Incidences of diseases treated with transplantation frequently peak at higher age. The contribution of age to total risk of transplantation has not been estimated amidst an aging society. We compare outcomes of 1,547 patients aged 70-79 years and 9,422 patients aged 60-69 years transplanted 1998-2018 for myeloid, lymphoid and further neoplasia in Germany. To quantify the contribution of population mortality to survival, we derive excess mortality based on a sex-, year- and agematched German population in a multistate model that incorporates relapse and graft-versus-host-disease (GvHD). Overall survival, relapse-free survival (RFS) and GvHD-free-relapse-free survival (GRFS) is inferior in patients aged 70-79 years, compared to patients aged 60-69 years, with 36% (95% Confidence Interval [CI]: 34-39%) versus 43% (41-44%), 32% (30- 35%) versus 36% (35-37%) and 23% (21-26%) versus 27% (26-28%) three years post-transplant (P<0.001). Cumulative incidences of relapse at three years are 27% (25-30%) for patients aged 70-79 versus 29% (29-30%) (60-69 years) (P=0.71), yet the difference in non-relapse mortality (NRM) (40% [38-43%] vs. 35% [34-36%] in patients aged 70-79 vs. 60-69 years) (P<0.001) translates into survival differences. Median OS of patients surviving >1 year relapse-free is 6.7 (median, 95% CI: 4.5-9.4, 70-79 years) versus 9 (8.4-10.1, 60-69 years) years since landmark. Three years after RFS of one year, excess NRM is 14% (95% CI: 12-18%) in patients aged 70-79 versus 12% [11-13%] in patients aged 60-69, while population NRM is 7% (6-7%) versus 3% (3-3%). Mortality for reasons other than relapse, GvHD, or age is as high as 27% (24-29%) and 22% (22-23%) four years after transplantation. In conclusion, survival amongst older patients is adequate after allogeneic stem cell transplantation.

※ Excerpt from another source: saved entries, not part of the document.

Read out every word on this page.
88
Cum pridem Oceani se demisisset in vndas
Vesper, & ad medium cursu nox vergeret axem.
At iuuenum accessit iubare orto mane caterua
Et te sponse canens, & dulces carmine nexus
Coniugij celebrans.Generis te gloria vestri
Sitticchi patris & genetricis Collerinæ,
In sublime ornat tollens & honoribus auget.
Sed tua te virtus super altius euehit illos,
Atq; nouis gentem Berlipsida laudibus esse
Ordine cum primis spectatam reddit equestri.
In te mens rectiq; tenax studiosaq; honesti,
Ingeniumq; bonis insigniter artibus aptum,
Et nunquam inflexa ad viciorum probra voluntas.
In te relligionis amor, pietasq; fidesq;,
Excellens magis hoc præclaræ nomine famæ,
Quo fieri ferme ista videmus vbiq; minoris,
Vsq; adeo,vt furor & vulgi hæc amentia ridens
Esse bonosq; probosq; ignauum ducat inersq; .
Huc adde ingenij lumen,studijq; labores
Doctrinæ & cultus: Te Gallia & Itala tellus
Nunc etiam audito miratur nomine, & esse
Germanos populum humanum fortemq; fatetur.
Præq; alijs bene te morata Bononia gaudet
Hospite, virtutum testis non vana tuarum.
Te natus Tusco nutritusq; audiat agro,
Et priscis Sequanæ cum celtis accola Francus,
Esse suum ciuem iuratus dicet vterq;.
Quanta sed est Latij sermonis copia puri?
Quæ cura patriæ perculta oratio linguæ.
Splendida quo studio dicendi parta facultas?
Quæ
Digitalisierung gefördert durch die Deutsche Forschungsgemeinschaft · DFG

在接受移植治疗的疾病中,发病率经常在较高年龄达到峰值。在老龄化社会中,尚未评估年龄对移植总风险的贡献。我们比较了 1998 年至 2018 年间在德国接受同种异体骨髓、淋巴和其他肿瘤移植的 70-79 岁和 60-69 岁的 1547 例患者和 9422 例患者的结局。为了量化人群死亡率对生存率的影响,我们根据性别、年份和年龄匹配的德国人群,在包含复发和移植物抗宿主病(GvHD)的多状态模型中得出超额死亡率。与 60-69 岁的患者相比,70-79 岁的患者的总生存率、无复发存活率(RFS)和无 GvHD-无复发存活率(GRFS)较差,分别为 36%(95%置信区间[CI]:34-39%)和 43%(41-44%)、32%(30-35%)和 36%(35-37%)和 23%(21-26%)和 27%(26-28%)(P<0.001)。移植后三年的复发累积发生率为 27%(25-30%)(70-79 岁)和 29%(29-30%)(60-69 岁)(P=0.71),但非复发死亡率(NRM)的差异(40%[38-43%]与 35%[34-36%],70-79 岁与 60-69 岁)(P<0.001)导致生存差异。无复发存活>1 年的患者的中位 OS 为 6.7(中位数,95%CI:4.5-9.4,70-79 岁)和 9(8.4-10.1,60-69 岁)年(自里程碑起)。在 RFS 为一年的三年后,70-79 岁患者的超额 NRM 为 14%(95%CI:12-18%),而 60-69 岁患者为 12%[11-13%],而人群 NRM 为 7%(6-7%)和 3%(3-3%)。除复发、GvHD 或年龄以外的其他原因导致的死亡率高达 27%(24-29%)和 22%(22-23%),在移植后四年。总之,在接受异基因造血干细胞移植后,老年患者的生存情况尚可。